Séptimo Domingo del Tiempo Ordinario. Ciclo A. 19 de febrero de 2017 Destacado

Dibujo de Miguel Redondo. Comentario de  José María Tortosa. Y preguntas para la reflexión.

“SI AMÁIS A LOS QUE OS AMAN, ¿QUÉ PREMIO TENDRÉIS?”

¿Quién ha dicho que ser cristiano es fácil o es cosa de flojos? Quien eso dic, no tiene ni idea de lo que dice, porque vivir en cristiano y seguir a Jesús en cada circunstancia de la vida exige un compromiso y una opción muy clara en cada momento, pues no hay nada prefijado ni las cosas se repiten así como así. Se nos dice que Jesús es el camino, la verdad y la vida, pero hay que experimentarlo y recorrerlo en fidelidad.

Mantener una palabra en el tiempo, mantener una actitud coherente en el tiempo, mantener una fidelidad a personas concretas, mantener una actitud ética de solidaridad y caridad, mantener… no es fácil nunca, y menos en esta sociedad nuestra que no para de fabricar y proponer cosas con fecha de caducidad, lo que llaman la “obsolescencia programada”, (que es la determinación o programación del fin de la vida útil de un producto, de modo que, tras un período de tiempo calculado de antemano por el fabricante o por la empresa durante la fase de diseño de dicho producto, este se torne obsoleto, no funcional, inútil o inservible).

Pero el ser cristiano es una propuesta para toda la vida, que tiene “recambios” y puestas a punto continuas para no perder la actualidad.
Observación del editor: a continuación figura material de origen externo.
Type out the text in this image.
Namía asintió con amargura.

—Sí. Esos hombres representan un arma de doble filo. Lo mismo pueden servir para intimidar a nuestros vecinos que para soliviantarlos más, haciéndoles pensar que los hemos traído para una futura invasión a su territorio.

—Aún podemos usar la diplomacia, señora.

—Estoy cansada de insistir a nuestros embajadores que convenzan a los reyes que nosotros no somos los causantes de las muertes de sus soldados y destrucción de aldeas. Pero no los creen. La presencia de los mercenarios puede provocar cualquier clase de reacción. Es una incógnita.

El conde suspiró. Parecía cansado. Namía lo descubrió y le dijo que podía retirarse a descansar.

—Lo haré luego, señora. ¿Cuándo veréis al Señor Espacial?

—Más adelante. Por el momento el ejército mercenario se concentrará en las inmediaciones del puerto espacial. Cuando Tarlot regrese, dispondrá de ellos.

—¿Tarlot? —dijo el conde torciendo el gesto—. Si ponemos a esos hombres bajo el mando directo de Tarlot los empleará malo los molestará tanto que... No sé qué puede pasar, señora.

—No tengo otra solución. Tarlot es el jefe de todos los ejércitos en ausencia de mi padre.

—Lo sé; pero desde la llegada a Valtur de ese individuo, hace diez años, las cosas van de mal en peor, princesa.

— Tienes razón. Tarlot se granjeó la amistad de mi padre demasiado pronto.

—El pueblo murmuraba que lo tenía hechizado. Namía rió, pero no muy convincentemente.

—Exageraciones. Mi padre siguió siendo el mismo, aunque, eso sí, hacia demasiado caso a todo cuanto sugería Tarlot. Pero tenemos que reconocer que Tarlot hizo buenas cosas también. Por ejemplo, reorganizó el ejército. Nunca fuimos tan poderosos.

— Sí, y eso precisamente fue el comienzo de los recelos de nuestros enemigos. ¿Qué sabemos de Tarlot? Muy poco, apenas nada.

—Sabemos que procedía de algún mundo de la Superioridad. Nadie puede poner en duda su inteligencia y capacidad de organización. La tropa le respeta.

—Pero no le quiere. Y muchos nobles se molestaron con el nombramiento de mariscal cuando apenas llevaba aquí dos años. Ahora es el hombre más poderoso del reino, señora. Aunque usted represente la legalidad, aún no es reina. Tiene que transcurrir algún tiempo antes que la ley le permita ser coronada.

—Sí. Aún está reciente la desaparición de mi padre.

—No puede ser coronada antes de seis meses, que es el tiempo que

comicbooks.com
El que deja de hacer esto, se queda “anticuado” y fuera de contexto, llegando a no entender ni a vivir nada de lo que hace. Su vida de fe sólo va a golpes de cumplimientos (cumplo y miento”) y “sacramientos” (miento con las cosas sagradas”), engañándose con que eso es tener fe y ser más cristiano que los que van a las celebraciones.

La fe no son actos puntuales (bautizos, bodas, comuniones y funerales), sino que es una actitud para toda la vida, una opción de vivir de una determinada manera a ejemplo de nuestro Señor Jesucristo, reconociendo los errores y las continuas meteduras de pata, que para eso somos humanos.

Por tanto, sed perfectos, como vuestro Padre celestial es perfecto” (Mt 5,38-48). Este es el criterio sabio que ilumina el obrar del discípulo, del que es un seguidor de Jesucristo. El Padre, en su calidad de Padre, es perfecto, ama y actúa siempre como Padre que ama a todos, pues los ve a todos como hijos y les da a todos sus dones por igual, sin distinguir entre los hijos que se portan bien y los que se portan mal. De forma semejante, nosotros, en nuestra calidad de personas, hemos de ser perfectos y actuar como el Padre con nuestros hermanos, con los que se portan bien y con los que se portan mal. ¡Ahí queda eso! Así lo pedimos en cada Eucaristía que celebramos para que no se quede en un acto ritual bonito, sino que nos implique y nos “complique” la vida.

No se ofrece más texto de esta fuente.